A co było nieskromne w mojej wypowiedzi? Ja tylko zaleciłem artykuł, w którym R.T. Prinke prezentuje nowatorski pogląd na sprawę córki Mieszka, to wszystko. Inicjatywę pisania o historii jak najbardziej popieram i doceniam.
Artykułu nie będę tu streszczał, bo dość długi i skomplikowany jest; trzeba zajrzeć samemu, jeśli ktoś się interesuje sprawą. Nie twierdzę, że autor tego artykułu posiadł prawdę objawioną na temat "Świętosławy", ale w tym tekście zawarte są rewelacje zmieniające ogląd całej sprawy.

2011-05-05 16:41:36
Remor czyżbyś miał wątpliwości co do tutejszych opisów historycznych mojego przyjaciela? no trochę skromności kolego i jeśli naprawdę masz wykształcenie historyczne to dyskusja otwarta jest zawsze mozliwa

2011-03-03 20:24:54
Polecam, a wręcz zalecam, artykuł na temat "Świętosławy":

R. T. Prinke, Świętosława, Sygryda, Gunhilda, Roczniki Historyczne, LXX, 2004.
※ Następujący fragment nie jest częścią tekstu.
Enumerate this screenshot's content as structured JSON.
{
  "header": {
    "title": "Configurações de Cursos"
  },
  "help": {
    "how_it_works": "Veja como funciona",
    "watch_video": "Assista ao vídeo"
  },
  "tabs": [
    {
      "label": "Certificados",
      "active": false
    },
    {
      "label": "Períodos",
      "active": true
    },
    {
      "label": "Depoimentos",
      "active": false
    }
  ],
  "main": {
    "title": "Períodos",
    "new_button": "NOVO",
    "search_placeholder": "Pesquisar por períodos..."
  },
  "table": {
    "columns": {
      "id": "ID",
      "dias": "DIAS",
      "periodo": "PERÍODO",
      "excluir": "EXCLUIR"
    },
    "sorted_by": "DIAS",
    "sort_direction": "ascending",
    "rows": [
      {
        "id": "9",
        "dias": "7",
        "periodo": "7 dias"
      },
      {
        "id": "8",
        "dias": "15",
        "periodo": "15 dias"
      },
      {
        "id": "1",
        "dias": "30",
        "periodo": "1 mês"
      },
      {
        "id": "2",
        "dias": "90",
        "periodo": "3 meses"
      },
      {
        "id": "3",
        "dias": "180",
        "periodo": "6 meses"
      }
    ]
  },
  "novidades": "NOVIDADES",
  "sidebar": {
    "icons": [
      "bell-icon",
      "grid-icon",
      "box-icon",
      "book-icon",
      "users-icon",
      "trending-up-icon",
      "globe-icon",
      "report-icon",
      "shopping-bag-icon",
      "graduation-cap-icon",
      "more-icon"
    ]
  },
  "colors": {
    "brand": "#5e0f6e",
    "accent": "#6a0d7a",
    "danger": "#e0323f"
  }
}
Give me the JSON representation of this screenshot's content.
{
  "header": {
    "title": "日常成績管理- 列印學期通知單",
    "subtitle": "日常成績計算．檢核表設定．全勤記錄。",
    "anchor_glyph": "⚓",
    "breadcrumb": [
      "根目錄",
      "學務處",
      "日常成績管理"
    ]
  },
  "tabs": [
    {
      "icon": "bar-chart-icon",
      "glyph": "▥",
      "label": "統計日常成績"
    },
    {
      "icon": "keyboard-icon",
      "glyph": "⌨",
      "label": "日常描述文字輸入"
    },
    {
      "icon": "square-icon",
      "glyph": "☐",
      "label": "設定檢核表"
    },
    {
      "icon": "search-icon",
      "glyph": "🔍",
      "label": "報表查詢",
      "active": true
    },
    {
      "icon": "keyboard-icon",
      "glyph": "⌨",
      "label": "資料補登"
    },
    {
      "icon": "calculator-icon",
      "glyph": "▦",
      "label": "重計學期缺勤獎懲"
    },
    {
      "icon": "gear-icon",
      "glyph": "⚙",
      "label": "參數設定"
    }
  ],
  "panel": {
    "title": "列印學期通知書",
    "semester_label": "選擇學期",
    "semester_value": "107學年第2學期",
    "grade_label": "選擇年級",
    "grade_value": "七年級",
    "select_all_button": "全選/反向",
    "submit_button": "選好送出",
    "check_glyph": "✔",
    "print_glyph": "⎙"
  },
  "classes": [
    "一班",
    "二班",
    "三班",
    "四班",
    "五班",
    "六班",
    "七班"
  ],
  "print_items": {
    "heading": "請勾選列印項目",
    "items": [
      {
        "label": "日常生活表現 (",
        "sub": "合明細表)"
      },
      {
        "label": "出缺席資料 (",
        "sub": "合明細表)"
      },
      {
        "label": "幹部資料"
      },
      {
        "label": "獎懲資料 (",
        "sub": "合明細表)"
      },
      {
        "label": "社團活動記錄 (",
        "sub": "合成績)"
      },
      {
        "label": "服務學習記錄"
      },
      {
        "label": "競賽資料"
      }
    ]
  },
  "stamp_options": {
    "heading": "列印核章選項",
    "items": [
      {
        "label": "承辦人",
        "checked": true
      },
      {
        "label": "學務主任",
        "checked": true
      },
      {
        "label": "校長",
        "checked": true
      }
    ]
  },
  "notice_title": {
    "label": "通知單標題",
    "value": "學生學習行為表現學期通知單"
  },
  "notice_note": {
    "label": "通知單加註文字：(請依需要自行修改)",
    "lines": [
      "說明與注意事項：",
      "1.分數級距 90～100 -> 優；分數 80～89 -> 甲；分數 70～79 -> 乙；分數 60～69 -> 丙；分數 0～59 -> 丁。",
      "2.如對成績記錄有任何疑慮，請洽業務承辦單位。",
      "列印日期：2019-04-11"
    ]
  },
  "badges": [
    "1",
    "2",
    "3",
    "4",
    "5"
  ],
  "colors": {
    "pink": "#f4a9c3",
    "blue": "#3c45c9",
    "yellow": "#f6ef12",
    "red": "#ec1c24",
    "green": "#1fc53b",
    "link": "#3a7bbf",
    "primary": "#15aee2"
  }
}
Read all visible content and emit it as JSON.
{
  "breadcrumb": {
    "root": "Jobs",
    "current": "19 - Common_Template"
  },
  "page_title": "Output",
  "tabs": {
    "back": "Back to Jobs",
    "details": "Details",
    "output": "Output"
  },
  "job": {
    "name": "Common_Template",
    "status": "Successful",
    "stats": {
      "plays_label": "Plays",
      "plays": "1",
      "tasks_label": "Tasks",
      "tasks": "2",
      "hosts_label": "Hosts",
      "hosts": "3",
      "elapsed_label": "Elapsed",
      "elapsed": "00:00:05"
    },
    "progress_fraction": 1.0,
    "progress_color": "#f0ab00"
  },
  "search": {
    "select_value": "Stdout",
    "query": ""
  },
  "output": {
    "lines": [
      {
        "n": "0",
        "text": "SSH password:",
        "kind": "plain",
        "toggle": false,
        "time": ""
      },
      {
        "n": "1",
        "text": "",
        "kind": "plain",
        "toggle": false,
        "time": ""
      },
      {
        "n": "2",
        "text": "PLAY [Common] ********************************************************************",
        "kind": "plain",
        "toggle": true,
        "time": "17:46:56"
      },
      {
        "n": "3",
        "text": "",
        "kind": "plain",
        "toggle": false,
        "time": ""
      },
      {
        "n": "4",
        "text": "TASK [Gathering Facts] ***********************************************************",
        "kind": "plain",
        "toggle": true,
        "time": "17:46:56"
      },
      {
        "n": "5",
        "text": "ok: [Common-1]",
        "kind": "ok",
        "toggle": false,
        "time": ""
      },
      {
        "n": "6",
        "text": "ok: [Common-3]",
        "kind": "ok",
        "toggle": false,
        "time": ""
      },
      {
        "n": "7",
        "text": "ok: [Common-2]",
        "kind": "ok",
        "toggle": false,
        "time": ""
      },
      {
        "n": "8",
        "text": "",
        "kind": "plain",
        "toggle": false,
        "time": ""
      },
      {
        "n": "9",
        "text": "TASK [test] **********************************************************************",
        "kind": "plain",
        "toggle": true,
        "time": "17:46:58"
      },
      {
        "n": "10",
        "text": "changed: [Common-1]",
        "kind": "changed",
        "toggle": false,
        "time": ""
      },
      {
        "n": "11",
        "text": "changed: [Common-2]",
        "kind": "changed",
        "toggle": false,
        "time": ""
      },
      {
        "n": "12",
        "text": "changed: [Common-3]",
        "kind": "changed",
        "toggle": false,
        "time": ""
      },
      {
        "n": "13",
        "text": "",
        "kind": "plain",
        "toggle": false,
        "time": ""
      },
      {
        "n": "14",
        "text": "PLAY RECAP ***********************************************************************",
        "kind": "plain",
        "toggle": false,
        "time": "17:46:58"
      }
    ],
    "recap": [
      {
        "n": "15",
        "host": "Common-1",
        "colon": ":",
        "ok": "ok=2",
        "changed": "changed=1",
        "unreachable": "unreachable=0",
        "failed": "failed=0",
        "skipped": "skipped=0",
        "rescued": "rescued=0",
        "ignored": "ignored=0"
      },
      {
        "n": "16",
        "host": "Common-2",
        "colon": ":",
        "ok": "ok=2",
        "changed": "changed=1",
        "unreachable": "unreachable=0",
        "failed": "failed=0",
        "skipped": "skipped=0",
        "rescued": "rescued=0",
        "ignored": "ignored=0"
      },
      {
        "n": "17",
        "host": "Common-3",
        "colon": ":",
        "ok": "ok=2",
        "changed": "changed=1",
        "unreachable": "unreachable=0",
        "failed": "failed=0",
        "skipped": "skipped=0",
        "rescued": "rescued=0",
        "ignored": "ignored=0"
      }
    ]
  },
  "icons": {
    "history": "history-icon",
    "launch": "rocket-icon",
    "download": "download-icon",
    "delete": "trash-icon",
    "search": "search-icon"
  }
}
Ostrzegam tylko, że można się srodze zawieść jeśli idzie o dotychczasowy jej obraz.

2009-06-24 16:06:14
Czytając Twoje opowiadanie Muki dowiedziałam się z niego ,że Sygryda przeszła do legend jako Storrada czyli Dumna i też że spaliła konkurentów którzy jej się nie podobali.Ale Uczmy się jak radzi miła koleżanka.

2009-06-21 19:51:41
I jak tu nie czytac historii - tyle tu ciekawostek można zobaczyć i prawdziwych i domniemanych. Taka , tez przeczytałam informację o Świętosławie ..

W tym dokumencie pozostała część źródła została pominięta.